The Sheraton New York Hotel and Towers is located in Manhattan on Seventh Avenue between 52nd and 53rd Streets. The 50-story hotel is ideally situated for both business and leisure travelers in the busy heart of the city, near Rockefeller Center and the Theater District. Adjoining retail and business centers, this 1.2 million-sq-ft facility encompasses 1,750 guest rooms and a wide variety of dining, entertainment, and business meeting options. Hotel guests seldom think about the climate control system that serves the hotel; but for the hotel’s engineering staff, comfort systems are a constant concern.

According to the hotel’s property operations manager, Ian Murray, the hotel recently re-evaluated its air conditioning chilled water plant with an eye to ensuring continued system reliability and operating economy. The hotel was built in 1962 and was operating on its original chiller plant. That plant had included two 1,100-ton steam turbine-driven centrifugal chillers and one 400-ton electric centrifugal machine. Steam for the two large machines was supplied by New York’s district steam system.

A Variety of Challenges

“The steam machines were great in their time,” said Murray, “but we suspected they were near the end of their useful lives and wanted to looked at all the options.” The hotel retained the consulting firm of Jaros, Baum and Bolles (JBB) to evaluate the present system and suggest chiller replacement options. The consultant looked at not only replacement chiller choices, but also at the physical planning requirements of a plant upgrade.

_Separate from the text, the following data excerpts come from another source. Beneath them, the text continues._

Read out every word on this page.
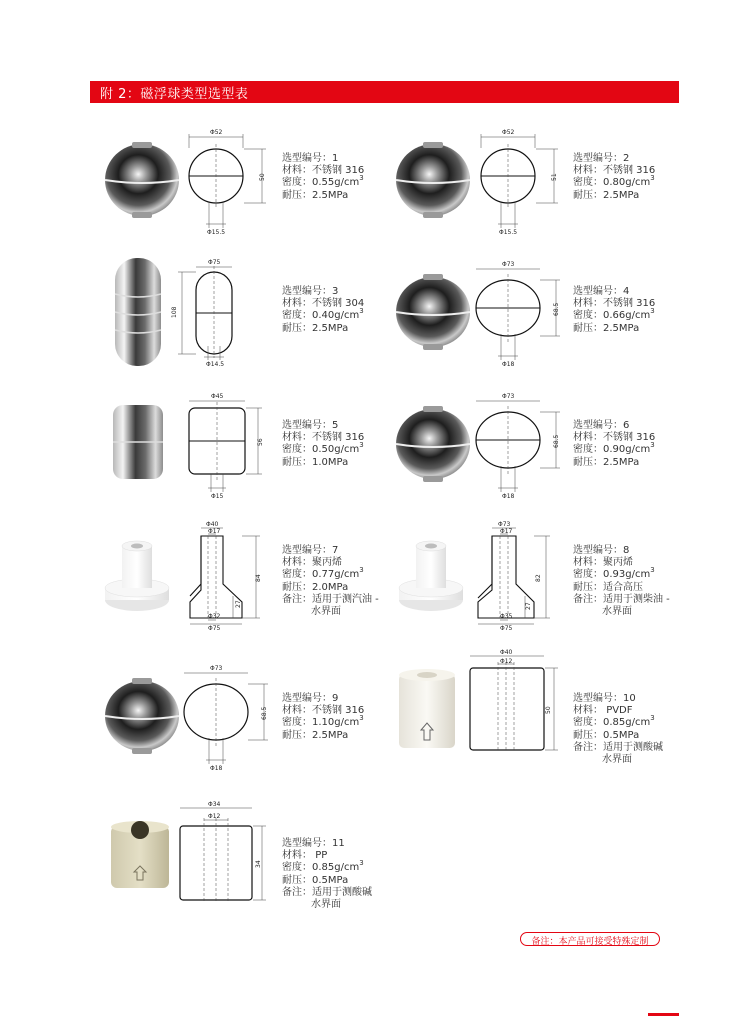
附 2：磁浮球类型选型表
Φ52
50
Φ15.5
选型编号：1
材料：不锈钢 316
密度：$0.55g/cm^3$
耐压：2.5MPa
Φ52
51
Φ15.5
选型编号：2
材料：不锈钢 316
密度：$0.80g/cm^3$
耐压：2.5MPa
Φ75
108
Φ14.5
选型编号：3
材料：不锈钢 304
密度：$0.40g/cm^3$
耐压：2.5MPa
Φ73
68.5
Φ18
选型编号：4
材料：不锈钢 316
密度：$0.66g/cm^3$
耐压：2.5MPa
Φ45
56
Φ15
选型编号：5
材料：不锈钢 316
密度：$0.50g/cm^3$
耐压：1.0MPa
Φ73
68.5
Φ18
选型编号：6
材料：不锈钢 316
密度：$0.90g/cm^3$
耐压：2.5MPa
Φ40
Φ17
84
27
Φ32
Φ75
选型编号：7
材料：聚丙烯
密度：$0.77g/cm^3$
耐压：2.0MPa
备注：适用于测汽油 -
水界面
Φ73
Φ17
82
27
Φ35
Φ75
选型编号：8
材料：聚丙烯
密度：$0.93g/cm^3$
耐压：适合高压
备注：适用于测柴油 -
水界面
Φ73
68.5
Φ18
选型编号：9
材料：不锈钢 316
密度：$1.10g/cm^3$
耐压：2.5MPa
Φ40
Φ12
50
选型编号：10
材料： PVDF
密度：$0.85g/cm^3$
耐压：0.5MPa
备注：适用于测酸碱
水界面
Φ34
Φ12
34
选型编号：11
材料： PP
密度：$0.85g/cm^3$
耐压：0.5MPa
备注：适用于测酸碱
水界面
备注：本产品可接受特殊定制
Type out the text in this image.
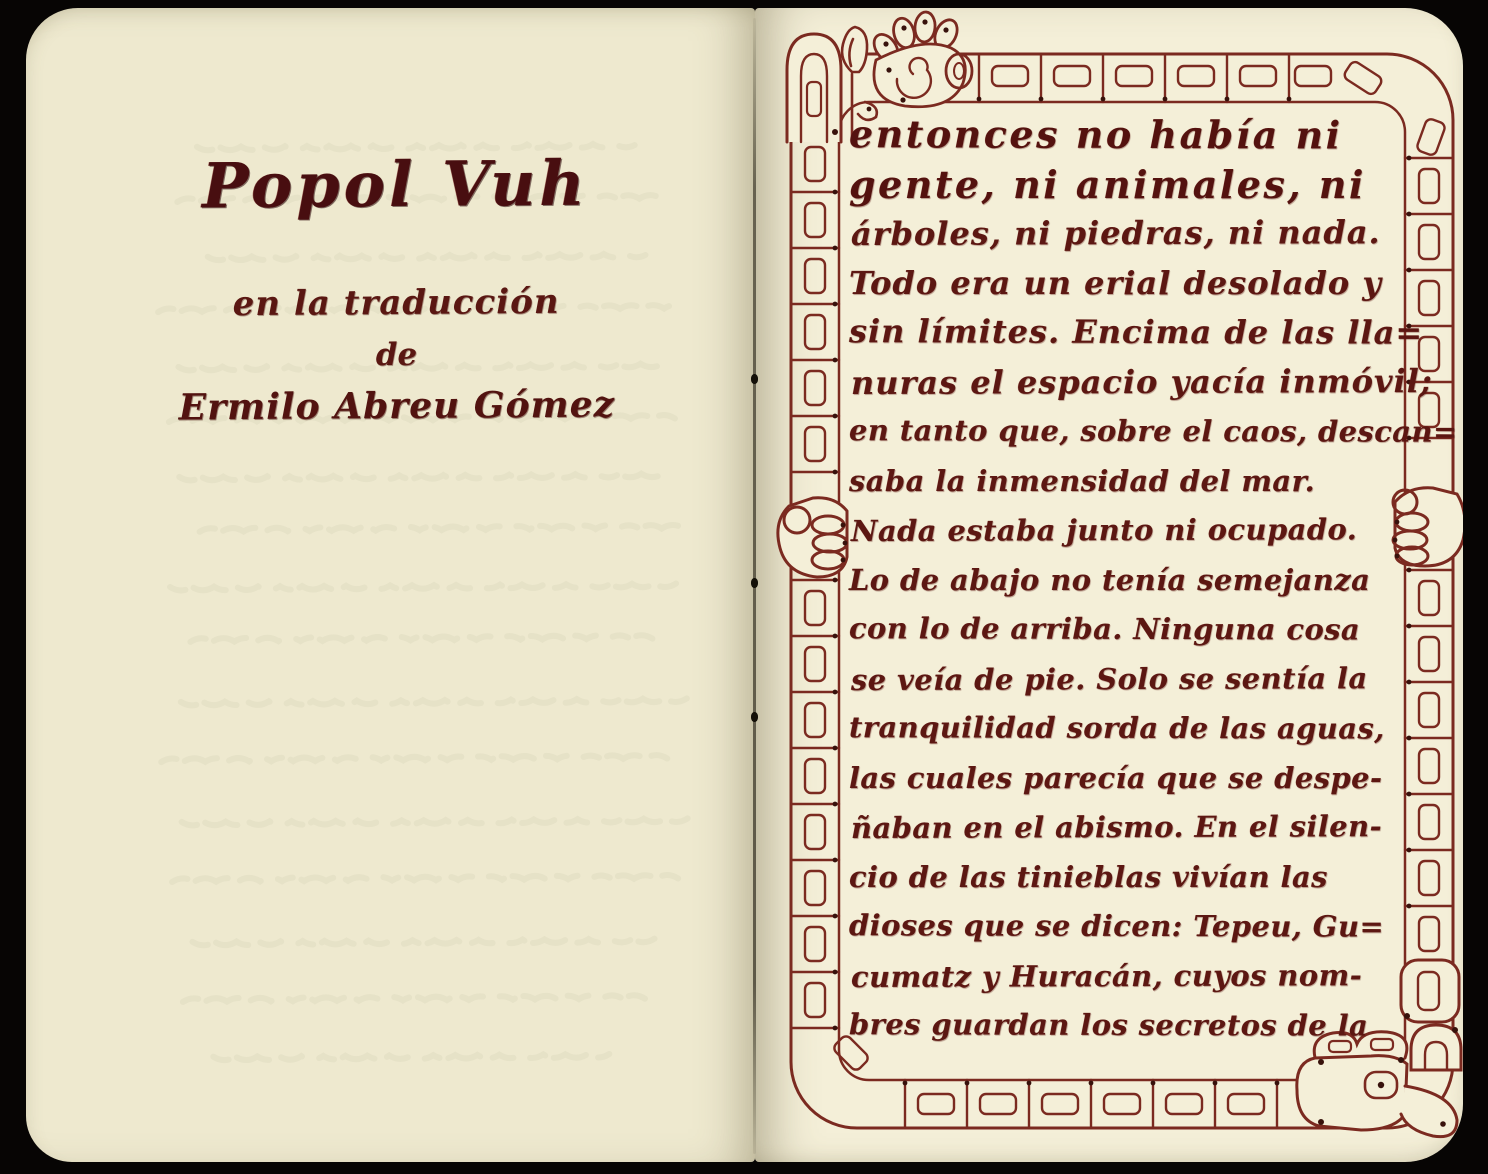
Popol Vuh
en la traducción
de
Ermilo Abreu Gómez
entonces no había ni
gente, ni animales, ni
árboles, ni piedras, ni nada.
Todo era un erial desolado y
sin límites. Encima de las lla=
nuras el espacio yacía inmóvil;
en tanto que, sobre el caos, descan=
saba la inmensidad del mar.
Nada estaba junto ni ocupado.
Lo de abajo no tenía semejanza
con lo de arriba. Ninguna cosa
se veía de pie. Solo se sentía la
tranquilidad sorda de las aguas,
las cuales parecía que se despe-
ñaban en el abismo. En el silen-
cio de las tinieblas vivían las
dioses que se dicen: Tepeu, Gu=
cumatz y Huracán, cuyos nom-
bres guardan los secretos de la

The hotel’s mechanical room is located in a deep subbasement. Although the mechanical room is quite roomy, access to it with large equipment is very challenging. Any equipment moved in or out requires extensive planning. The ultimate recommendation of the engineer, and the choice of the owner, was to replace the steam turbine machines with new, high-efficiency centrifugal chillers.

The economic analysis revealed that the steam turbine option was not as attractive as it had been when the hotel was built. Up until 1995, Consolidated Edison had offered rebates as high as $500 per ton for new steam refrigeration installations. In 1995, possibly influenced by electric deregulation on the horizon, the practice of offering these rebates for steam installations halted. For the first time in nearly 10 years, the economic choice between electric and steam-based refrigeration equipment had to stand on its own. The analysis by JBB revealed that electric centrifugal machines could save significantly in building operating costs for this 24-hour-a-day operation. During offpeak (evening and weekend) hours, the hotel is able to take advantage of low rates to operate at a cost of less than $.03/ton/hour vs. nearly $.10/ton/hour for steam. The Sheraton accepted bids for high-efficiency chiller alternatives in addition to the .62 kW/ton-based-bid. Alternatives for machines with .565 and .528 kW/ton were analyzed against the additional first cost of these higher efficiency machines. In the end, the .528 kW/ton was accepted. This alternative promised a payback of less than 3.5 years. The Sheraton selected this longer-term outlook against the .565 kW/ton option, which would have had a payback of less than three years.



A Fitting Solution

The equipment chosen to replace the two large steam units was a pair of 1,100-ton Trane (LaCrosse, WI, www.trane.com) CenTraVac® two-stage chillers. According to Murray, the hotel made the decision to order the high-efficiency centrifugal chillers on the basis of long-term operating savings. Murray noted, “These are major pieces of equipment you’re going to have for a long time. You have to look at efficiency.”

Murray points out another important requirement. “We absolutely insisted that we had to have a continuous stream of chilled water. We don’t have the luxury of shutting down the plant. In the hotel business, guest comfort is paramount.” For that reason, the job had to be designed for a time of year other than the peak cooling months. And the first of the new chillers had to be on-line before the last old unit was taken off-line.” In the end, the work was completed between November 1996 and June 1997.

Units with separable shells and compressor doweling helped to simplify unit disassembly and reassembly in the mechanical room. The replacement chiller components would have to be lowered into the mechanical room through a 7- by 12-ft opening cut in the concrete floor above. The old chiller equipment had to be removed the same way. The project obviously required extensive rigging work on both floors.

The hotel environment had other implications for the conversion process. The Sheraton had to install new electrical feeders and rearrange others to provide service to the new chillers. The challenge again was to do the conversion in a way that would be invisible to guests. “To do that,” said Murray, “took some planning. We needed to avoid interrupting service to any guest rooms. And we were successful.” And as far as the hotel guests were concerned, it never happened.